Amerika

Furthest Right

Hober Mallow

Back in the days of reading a lot of science fiction, Isaac Asimov’s Foundation trilogy ranked low on the list of favorites but conveyed a few mental utilities. One was Hober Mallow, the inventor of psychohistory, a mathematical way of predicting how human populations would act.

Psychohistory allowed the scientist to calculate how people would act. Like behaviorism, it favored external influences over both biology and moral choice. Individuals did not matter; the dynamics of the group could be calculated and reveal the pattern of wars and civilization life cycles.

Already it was clear to me that behaviorism was a complex way of expressing individualism. For the individual to be supreme, everyone else had to be reduced to a mental representation of a fungible mass of identical individuals. “I” versus the world, personified as a person who could be manipulated.

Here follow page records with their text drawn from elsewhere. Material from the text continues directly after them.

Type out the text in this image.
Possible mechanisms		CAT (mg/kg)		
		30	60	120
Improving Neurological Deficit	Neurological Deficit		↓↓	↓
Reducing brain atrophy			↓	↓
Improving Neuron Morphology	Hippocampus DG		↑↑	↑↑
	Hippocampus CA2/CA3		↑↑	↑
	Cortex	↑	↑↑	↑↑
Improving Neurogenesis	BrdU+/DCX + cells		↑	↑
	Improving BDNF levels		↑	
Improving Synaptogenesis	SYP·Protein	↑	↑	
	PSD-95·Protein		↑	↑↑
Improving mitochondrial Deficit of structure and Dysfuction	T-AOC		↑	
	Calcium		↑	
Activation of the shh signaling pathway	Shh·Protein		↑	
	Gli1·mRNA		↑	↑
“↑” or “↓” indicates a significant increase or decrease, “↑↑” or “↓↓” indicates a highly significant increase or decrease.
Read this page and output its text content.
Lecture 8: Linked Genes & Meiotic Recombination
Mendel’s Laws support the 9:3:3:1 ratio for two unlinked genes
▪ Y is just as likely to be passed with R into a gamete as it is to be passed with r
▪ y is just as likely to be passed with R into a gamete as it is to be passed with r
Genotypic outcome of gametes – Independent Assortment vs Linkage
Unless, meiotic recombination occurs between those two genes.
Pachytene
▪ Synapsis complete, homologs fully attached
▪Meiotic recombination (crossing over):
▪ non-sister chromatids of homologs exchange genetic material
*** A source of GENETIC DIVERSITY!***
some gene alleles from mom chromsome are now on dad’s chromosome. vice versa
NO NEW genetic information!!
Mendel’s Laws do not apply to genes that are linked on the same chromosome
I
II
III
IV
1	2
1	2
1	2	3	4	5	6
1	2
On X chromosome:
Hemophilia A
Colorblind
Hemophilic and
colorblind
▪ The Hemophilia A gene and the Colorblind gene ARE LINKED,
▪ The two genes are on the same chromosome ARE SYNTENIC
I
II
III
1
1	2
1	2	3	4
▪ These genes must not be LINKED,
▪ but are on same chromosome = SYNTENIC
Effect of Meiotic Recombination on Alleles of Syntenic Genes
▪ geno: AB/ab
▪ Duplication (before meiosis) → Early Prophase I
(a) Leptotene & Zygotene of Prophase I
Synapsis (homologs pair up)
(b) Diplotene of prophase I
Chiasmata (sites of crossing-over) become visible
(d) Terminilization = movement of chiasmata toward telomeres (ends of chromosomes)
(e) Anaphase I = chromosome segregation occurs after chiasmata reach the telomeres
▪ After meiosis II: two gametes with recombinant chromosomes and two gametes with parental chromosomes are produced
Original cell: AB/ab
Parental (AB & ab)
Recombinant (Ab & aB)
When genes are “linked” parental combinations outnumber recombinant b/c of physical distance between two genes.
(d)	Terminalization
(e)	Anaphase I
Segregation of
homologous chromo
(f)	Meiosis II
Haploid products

If you want to know what makes people oppose Abrahamism, it is this idea: there is no inner good or bad, only people who need to be instructed, bribed, and shamed into doing what is “good.” Like behaviorism, this regulates the methods we use from an external perspective.

In effect, this makes good people worthless because good and bad are equal in its view, and all that matters is having the right Control system in place to make the bad act good. Behaviorism is both an explanation for human behavior and a commandment to manipulate it.

The fundamental notion of the Abrahamic faiths — Zoroastrianism, Judaism, Christianity, Islam — appears to be the “personal God,” which translates to narcissistic individualism because people presume the universe seeks to shape outcomes for them by changing the methods used around them.

In saner times, we would have seen this as a mental dysfunction, but in mixed-race Iudaea, every citizen was a mixture of traits from their different heritages, so consistency went out the window. Instead a sense of paranoia, self-pity, and need for power possessed them.

Judaism after all is matrilineal because the maternal line reflects its European roots, not its Arabic ones. If anything, Jews long to return to their European roots and purge their middle eastern ones, but being mixed makes this impossible.

When Europeans criticize Jews, the critique inevitably involves behaviors that naturally arise from the personal God idea: paranoia, narcissism, and a manic focus on the bottom line that is materialism, which puts native European populations at risk because they are focused on more concerns.

These behaviors come from individualism, which is then projected onto others because it makes their desires seem to be understandable. If they are just like you, behaviorism makes sense, and you can easily manipulate them. It is a cynical, narcissistic viewpoint.

This disguises itself as an “ethic of caring for the stranger and those in need,” but it is a pathology based on self-pity, a natural consequence of individualism, which causes people to prioritize their judgments, desires, and sensations above the rest of the world.

The King himself gave us an insight into how the Abrahamist mental virus redefines what we see as “good”:

On Maundy Thursday, Jesus knelt and washed the feet of many of those who would abandon Him. His humble action was a token of His love that knew no bounds or boundaries and is central to Christian belief.

The love He showed when he walked the Earth reflected the Jewish ethic of caring for the stranger and those in need, a deep human instinct echoed in Islam and other religious traditions, and in the hearts of all who seek the good of others.

We do not need to care for the stranger and those in need, we need to build a functional society where those who are willing to take reasonable steps to survive will thrive and those who are unreasonable — criminal, insane, sociopathic, retarded, stupid, psychopathic — get weeded out.

Hober Mallow would say that humans are all the same and therefore their trajectories can be computed. Pagans emphasized destiny instead, affirming that we are all different and have different roles. Judaism clashed with that, and this clash lives on in Western philosophy today.